Ce type de décapitation n’aurait pas été possible à moins qu’Israël n’ait eu l’Iran sur écoute permanente. L’État juif ne se contentait pas de gérer quelques taupes bien placées — le Mossad et Tsahal avaient atteint une domination totale du renseignement sur leur adversaire. Comme l’a résumé le planificateur de guerre israélien : « Nous avons gagné la guerre avant même qu’elle commence. »
Trois décennies d’une guerre invisible
Les racines de la guerre du renseignement israélienne contre l’Iran ont été plantées il y a trois décennies, pendant le processus d’Oslo. Le Premier ministre Yitzhak Rabin, en 1995, avait désigné l’Iran comme « le pays qui soutient le terrorisme. » Pour y répondre, Ariel Sharon nomma en 2002 Meir Dagan à la tête du Mossad avec une mission précise : cibler le programme nucléaire iranien.
Dagan était un intellectuel guerrier. Il a développé un programme qui a pris tout son essor dans les années 2010 — éliminant discrètement des scientifiques clés associés au programme nucléaire iranien.
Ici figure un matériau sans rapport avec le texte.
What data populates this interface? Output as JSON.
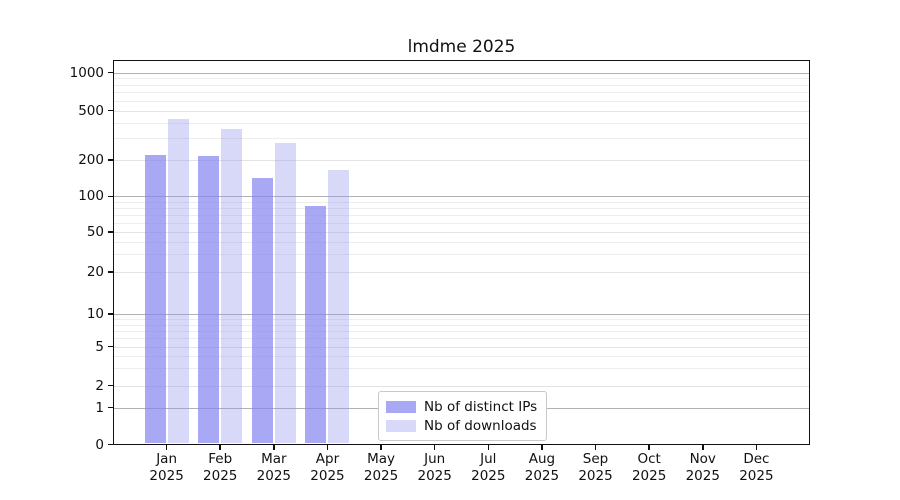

Jusqu’à 20 ont été éliminés, dont 10 pendant la guerre de 12 jours. La mission la plus significative fut l’assassinat en 2020 de Mohsen Fakhrizadeh, le responsable du programme nucléaire iranien, via un camion Nissan bleu équipé d’une mitrailleuse télécommandée.
Dagan a également autorisé le sabotage de la chaîne d’approvisionnement nucléaire iranienne — un précurseur de l’opération spectaculaire utilisant des bippers avec laquelle Israël a grièvement blessé des milliers de combattants du Hezbollah au Liban en 2024. Pour réaliser ce plan, le Mossad avait d’abord créé une société écran des années auparavant, vendu des bippers à ses adversaires à prix réduit, puis livré les appareils après les avoir piégés avec de petites bombes.
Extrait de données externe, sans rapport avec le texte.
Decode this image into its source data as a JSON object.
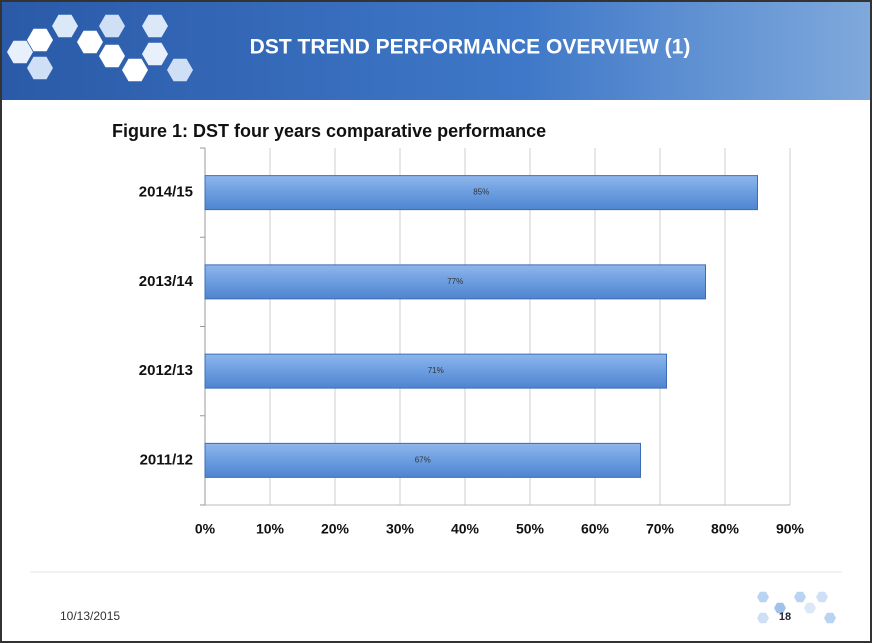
{
  "header": {
    "title": "DST TREND PERFORMANCE OVERVIEW (1)"
  },
  "chart_data": {
    "type": "bar",
    "orientation": "horizontal",
    "title": "Figure 1: DST four  years comparative performance",
    "categories": [
      "2011/12",
      "2012/13",
      "2013/14",
      "2014/15"
    ],
    "values": [
      67,
      71,
      77,
      85
    ],
    "value_labels": [
      "67%",
      "71%",
      "77%",
      "85%"
    ],
    "color": "#6b9de0",
    "xlim": [
      0,
      90
    ],
    "xticks": [
      {
        "value": 0,
        "label": "0%"
      },
      {
        "value": 10,
        "label": "10%"
      },
      {
        "value": 20,
        "label": "20%"
      },
      {
        "value": 30,
        "label": "30%"
      },
      {
        "value": 40,
        "label": "40%"
      },
      {
        "value": 50,
        "label": "50%"
      },
      {
        "value": 60,
        "label": "60%"
      },
      {
        "value": 70,
        "label": "70%"
      },
      {
        "value": 80,
        "label": "80%"
      },
      {
        "value": 90,
        "label": "90%"
      }
    ],
    "grid": true
  },
  "footer": {
    "date": "10/13/2015",
    "page": "18"
  }
}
Le coup le plus spectaculaire fut celui de janvier 2018, quand le Mossad vola en masse les archives nucléaires secrètes du régime dans un entrepôt à Téhéran — les exfiltrant du pays comme Eichmann avait été exfiltré d’Argentine plus d’un demi-siècle plus tôt. Netanyahu les a ensuite rendues publiques, prouvant sans équivoque qu’Iran avait menti pendant des années sur la nature pacifique de son programme.
La grande ironie de l’histoire
La grande ironie de l’histoire israélienne récente est que, malgré toute sa brillance à pénétrer et saboter l’Iran, le renseignement israélien a échoué à détecter les signes du massacre du 7 octobre 2023. Mais cet échec a rapidement conduit à des changements profonds dans la portée de la mission contre l’Iran. Comme l’a formulé un planificateur de guerre israélien : « Nous avons commencé à repenser le plan de guerre début 2023, mais après le 7 octobre nous nous sommes concentrés sur une guerre plus large contre l’Iran, pas seulement sur son programme nucléaire ou ses missiles. »
Trump n’a pas lancé une guerre pour Israël. Il a rejoint une guerre avec Israël — une guerre qu’Israël avait peut-être déjà gagnée avant même que les bombes commencent à tomber.